Les projets du président élu Trump d'augmenter fortement les droits de douane sur les importations, qui, selon de nombreux économistes, augmenteraient l'inflation, assombrissent les perspectives.
Par ailleurs, plusieurs prévisions actuelles concernant la croissance économique américaine au quatrième trimestre font état d'un ralentissement continu, quoique progressif. Le modèle GDPNow de la Fed d'Atlanta, par exemple, prévoit actuellement une baisse à +2,6 % pour le quatrième trimestre. C'est encore un rythme respectable, mais c'est l'un des nombreux signes qui suggèrent qu'un ralentissement de la production est en train de se produire.
D'un autre côté, certains prévisionnistes estiment que la préférence de M. Trump pour la réduction des impôts et la déréglementation stimulera la croissance en 2025, une fois que ses politiques seront mises en œuvre, ce qui est un pari sûr étant donné que les Républicains contrôlent les deux chambres du Congrès.

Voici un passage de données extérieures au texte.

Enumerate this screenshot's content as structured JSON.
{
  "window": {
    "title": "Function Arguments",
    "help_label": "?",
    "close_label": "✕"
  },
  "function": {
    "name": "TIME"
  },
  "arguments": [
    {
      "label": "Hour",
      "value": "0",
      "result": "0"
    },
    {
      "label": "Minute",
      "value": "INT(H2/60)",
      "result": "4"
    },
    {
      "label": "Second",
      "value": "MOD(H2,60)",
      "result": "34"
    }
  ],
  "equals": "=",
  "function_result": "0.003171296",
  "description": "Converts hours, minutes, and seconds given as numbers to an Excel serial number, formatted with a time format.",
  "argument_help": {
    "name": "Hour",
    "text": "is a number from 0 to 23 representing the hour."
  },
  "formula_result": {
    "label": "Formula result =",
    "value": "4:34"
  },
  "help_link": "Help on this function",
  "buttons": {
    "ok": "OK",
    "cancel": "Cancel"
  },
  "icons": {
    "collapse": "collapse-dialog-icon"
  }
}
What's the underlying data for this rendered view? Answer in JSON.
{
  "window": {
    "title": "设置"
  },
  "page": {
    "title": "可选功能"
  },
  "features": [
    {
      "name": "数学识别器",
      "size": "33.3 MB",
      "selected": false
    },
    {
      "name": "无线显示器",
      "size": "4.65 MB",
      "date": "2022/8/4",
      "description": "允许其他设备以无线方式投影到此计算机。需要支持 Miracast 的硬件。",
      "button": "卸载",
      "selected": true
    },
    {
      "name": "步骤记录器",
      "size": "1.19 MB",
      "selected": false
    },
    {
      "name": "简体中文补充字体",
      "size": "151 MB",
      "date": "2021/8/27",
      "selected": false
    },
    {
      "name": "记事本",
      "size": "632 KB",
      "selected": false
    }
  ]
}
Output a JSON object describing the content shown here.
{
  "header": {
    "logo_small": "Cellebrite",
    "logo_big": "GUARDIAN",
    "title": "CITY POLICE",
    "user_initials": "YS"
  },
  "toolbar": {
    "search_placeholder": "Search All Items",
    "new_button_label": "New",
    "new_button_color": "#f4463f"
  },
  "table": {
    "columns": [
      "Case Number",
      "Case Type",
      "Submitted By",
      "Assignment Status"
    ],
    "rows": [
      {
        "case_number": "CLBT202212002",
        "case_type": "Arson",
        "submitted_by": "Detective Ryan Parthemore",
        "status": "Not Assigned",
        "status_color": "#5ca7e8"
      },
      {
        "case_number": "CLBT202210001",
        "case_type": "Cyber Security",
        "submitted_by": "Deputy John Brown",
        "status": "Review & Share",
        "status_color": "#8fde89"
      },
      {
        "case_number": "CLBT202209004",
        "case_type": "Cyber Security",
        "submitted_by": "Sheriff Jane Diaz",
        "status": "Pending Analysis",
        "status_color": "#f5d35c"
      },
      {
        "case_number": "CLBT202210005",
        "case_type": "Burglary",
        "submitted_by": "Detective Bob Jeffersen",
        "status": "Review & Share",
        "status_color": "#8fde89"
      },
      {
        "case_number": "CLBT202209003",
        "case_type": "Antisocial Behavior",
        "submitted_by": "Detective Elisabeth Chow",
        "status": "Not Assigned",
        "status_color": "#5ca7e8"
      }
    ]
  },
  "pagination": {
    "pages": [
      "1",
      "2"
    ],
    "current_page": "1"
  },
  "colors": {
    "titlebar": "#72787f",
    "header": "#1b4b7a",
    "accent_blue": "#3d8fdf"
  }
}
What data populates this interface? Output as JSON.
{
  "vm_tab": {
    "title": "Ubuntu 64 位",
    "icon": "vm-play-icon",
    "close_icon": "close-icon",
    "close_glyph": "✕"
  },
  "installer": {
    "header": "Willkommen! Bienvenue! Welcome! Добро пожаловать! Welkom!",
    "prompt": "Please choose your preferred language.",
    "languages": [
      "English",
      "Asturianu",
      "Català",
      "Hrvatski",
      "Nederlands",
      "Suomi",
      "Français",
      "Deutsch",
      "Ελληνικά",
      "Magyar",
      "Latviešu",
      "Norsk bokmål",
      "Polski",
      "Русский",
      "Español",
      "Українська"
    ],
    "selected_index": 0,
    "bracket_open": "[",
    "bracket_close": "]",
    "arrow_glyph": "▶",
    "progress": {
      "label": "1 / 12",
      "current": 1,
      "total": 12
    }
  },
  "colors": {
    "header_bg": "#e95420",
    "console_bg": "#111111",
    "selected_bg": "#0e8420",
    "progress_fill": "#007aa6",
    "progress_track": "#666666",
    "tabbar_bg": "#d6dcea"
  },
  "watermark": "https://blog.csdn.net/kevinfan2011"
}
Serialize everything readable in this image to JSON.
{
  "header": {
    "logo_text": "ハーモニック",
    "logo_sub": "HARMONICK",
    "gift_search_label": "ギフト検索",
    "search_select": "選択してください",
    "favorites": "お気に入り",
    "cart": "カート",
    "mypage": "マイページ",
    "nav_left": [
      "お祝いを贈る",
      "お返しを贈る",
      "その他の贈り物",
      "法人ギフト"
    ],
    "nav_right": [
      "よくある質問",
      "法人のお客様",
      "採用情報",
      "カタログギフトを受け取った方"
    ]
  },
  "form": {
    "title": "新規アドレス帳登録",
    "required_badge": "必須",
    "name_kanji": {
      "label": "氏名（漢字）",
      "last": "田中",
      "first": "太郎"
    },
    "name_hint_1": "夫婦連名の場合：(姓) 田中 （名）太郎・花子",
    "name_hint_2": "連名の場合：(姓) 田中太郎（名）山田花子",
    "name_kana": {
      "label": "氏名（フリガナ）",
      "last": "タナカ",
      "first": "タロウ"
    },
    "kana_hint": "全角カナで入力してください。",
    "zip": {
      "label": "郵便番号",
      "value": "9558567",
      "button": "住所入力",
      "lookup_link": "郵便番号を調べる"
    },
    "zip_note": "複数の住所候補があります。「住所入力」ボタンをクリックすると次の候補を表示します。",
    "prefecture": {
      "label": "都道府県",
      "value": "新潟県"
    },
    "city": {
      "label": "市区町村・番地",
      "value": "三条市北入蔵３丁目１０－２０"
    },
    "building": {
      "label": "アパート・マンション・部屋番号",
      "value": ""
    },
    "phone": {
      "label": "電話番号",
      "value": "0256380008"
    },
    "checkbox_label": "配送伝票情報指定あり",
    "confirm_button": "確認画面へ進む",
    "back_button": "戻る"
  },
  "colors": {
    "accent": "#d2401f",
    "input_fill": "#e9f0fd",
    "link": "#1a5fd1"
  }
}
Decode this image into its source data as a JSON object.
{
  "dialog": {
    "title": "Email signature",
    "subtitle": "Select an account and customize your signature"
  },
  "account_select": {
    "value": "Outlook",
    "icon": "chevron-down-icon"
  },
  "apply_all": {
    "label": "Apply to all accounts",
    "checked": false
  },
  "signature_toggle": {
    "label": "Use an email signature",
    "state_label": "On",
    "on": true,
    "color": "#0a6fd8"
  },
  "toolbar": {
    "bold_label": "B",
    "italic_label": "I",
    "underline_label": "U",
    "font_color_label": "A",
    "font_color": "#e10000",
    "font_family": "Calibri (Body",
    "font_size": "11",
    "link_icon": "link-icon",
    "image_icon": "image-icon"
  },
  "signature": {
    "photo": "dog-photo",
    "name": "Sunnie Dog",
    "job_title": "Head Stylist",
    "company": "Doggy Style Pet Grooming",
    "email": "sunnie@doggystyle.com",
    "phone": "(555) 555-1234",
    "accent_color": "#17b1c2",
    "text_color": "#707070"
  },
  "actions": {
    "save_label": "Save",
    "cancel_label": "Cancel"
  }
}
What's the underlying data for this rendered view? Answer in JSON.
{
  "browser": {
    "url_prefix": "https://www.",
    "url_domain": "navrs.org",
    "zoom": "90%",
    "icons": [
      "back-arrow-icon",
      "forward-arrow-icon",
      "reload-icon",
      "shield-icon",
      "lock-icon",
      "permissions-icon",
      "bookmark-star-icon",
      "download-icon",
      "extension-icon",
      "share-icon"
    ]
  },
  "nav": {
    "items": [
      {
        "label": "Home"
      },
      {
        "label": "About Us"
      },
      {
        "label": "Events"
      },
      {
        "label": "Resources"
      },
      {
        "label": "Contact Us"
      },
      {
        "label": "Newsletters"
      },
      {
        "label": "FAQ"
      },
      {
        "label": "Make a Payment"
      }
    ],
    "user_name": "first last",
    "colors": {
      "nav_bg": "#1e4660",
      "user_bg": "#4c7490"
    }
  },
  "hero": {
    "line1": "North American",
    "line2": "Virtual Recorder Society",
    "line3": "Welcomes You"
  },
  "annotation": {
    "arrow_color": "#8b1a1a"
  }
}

Mais il y a une complication : le déficit budgétaire croissant du gouvernement fédéral pourrait être un joker inflationniste qui compliquerait encore l'analyse.
Le danger pour la Fed est qu'il existe deux scénarios que l'économie pourrait suivre en 2025, chacun différant de l'autre dans une mesure non négligeable. Le problème est que l'incertitude concernant l'année à venir s'est accrue. En attendant, la Fed sera contrainte de prendre un risque calculé, dans un sens ou dans l'autre, le plus tôt possible.
Les dirigeants de la Fed tentent toutefois d'afficher leur confiance dans un avenir qui pourrait s'avérer de plus en plus délicat. Le président de la Fed de Kansas City, Jeffrey Schmid, a déclaré mardi que "la décision d'abaisser les taux est une reconnaissance de la confiance croissante dans le fait que l'inflation est sur la bonne voie pour atteindre l'objectif de 2 % de la Fed". En outre : "Les déficits budgétaires importants ne seront pas inflationnistes parce que la Fed fera son travail" pour maintenir l'inflation à l'objectif de 2 %.
Que signifie exactement "faire son travail" pour ce qui s'annonce comme une année charnière sur plusieurs fronts ? Il faudra attendre la réunion de politique monétaire du mois prochain pour obtenir une réponse approximative.